Em artigo recente nesta Folha ("Tendências/Debates", 12/8), o ministro da Saúde, José Gomes Temporão, lembra que, na década de 1990, "proliferaram fundações privadas de apoio que acabaram por desempenhar funções administrativas ao lado da administração do hospital, utilizando dinheiro público do SUS. (...) foi uma estratégia que buscou contornar os constrangimentos da administração pública, ainda que tenha possibilitado aos hospitais não só recompensar a qualificação profissional mas também transformar serviço em referencial de excelência".
Várias dessas gestões são atualmente objeto de auditorias do Ministério Público, das secretarias estaduais e do próprio Ministério da Saúde, apontadas por denúncias de irregularidades na compra de equipamentos com superfaturamento ou contratações de serviços com valores acima do mercado.
Se a administração pública está constrangedora, cabe melhorá-la. O que não cabe é o artifício "oficial" para burlar leis e apressar processos que precisam do controle social e de órgãos competentes de fiscalização.
A criação do SUS, com diretrizes de funcionamento que passam por ações tripartites (federal, estadual e municipal), fez do Brasil a única nação a garantir, na lei, desde o atendimento básico à saúde aos serviços de alta complexidade a todos. Todas as classes sociais são usuárias do sistema, com ampla cobertura.
O ministro diz que o modelo de administração direta está "em fase terminal" e "não atende à expectativa do cidadão de ter um atendimento de qualidade, não atende aos profissionais de saúde, que se vêem em condições indignas, desmotivados com salários baixos, e não atende aos interesses dos gestores".
Um dos graves problemas do sistema são as relações precárias de trabalho, com profundas distorções de remuneração que desestimulam e desestruturam o quadro profissional. O projeto sugere, com contratações celetistas e segundo regras estabelecidas por cada uma das fundações, o aprofundamento das distorções, com a possibilidade de remunerações diferenciadas dentro de um mesmo serviço e de uma mesma categoria.
Entendemos que todos os trabalhadores merecem salários compatíveis, e os usuários, atendimento de excelência. Se há falhas na direção de instituições ou no trabalho de servidores, cabe cumprir as leis 8.112 (do servidor) e 8.080/90, que criou o sistema, além da própria Constituição. O sistema precisa de ações para seu aprimoramento, como as sugeridas por conselheiros nacionais de saúde durante seminário de modalidades de gestão, realizado neste mês.
Entre as propostas, estão a defesa de que seja estatal e 100% SUS, com o fortalecimento do papel do Estado na prestação de serviços de saúde e financiamento exclusivamente público, operando com só uma porta de entrada; que se assegure a autonomia de gestão aos serviços, com o aperfeiçoamento dos mecanismos de prestação de contas e a autonomia dos gestores do sistema de cada esfera de governo em relação à gestão plena dos respectivos fundos de saúde e das redes de serviços; que se garanta a valorização do trabalho em saúde pela democratização das relações de trabalho e que a ocupação dos cargos diretivos se dê por critérios técnicos.
Desde o nascimento do SUS, há 17 anos, procurou-se, no gigantesco território do Brasil, a adequação das instalações de saúde com respeito às diferenças regionais e culturais.

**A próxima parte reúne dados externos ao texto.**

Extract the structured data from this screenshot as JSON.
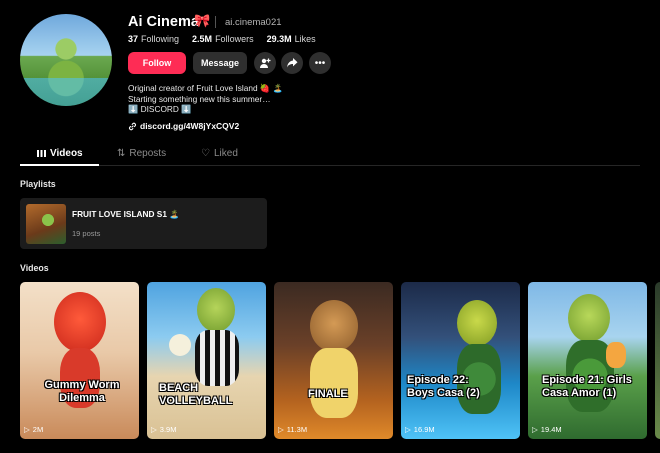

No caminho para a 13ª Conferência Nacional de Saúde, em novembro, torna-se urgente a luta por seu aprimoramento. Reconhecer suas virtudes e complexidades e entender que, afinal, somos todos potenciais usuários são passos seguros na defesa de sua existência e na garantia de sua ampliação.

FRANCISCO BATISTA JÚNIOR , 52, farmacêutico, pós-graduado em farmácia pela UFRN (Universidade Federal do Rio Grande do Norte), é presidente do Conselho Nacional de Saúde e servidor do hospital Giselda Trigueiro, da rede do Sistema Único de Saúde do Rio Grande do Norte.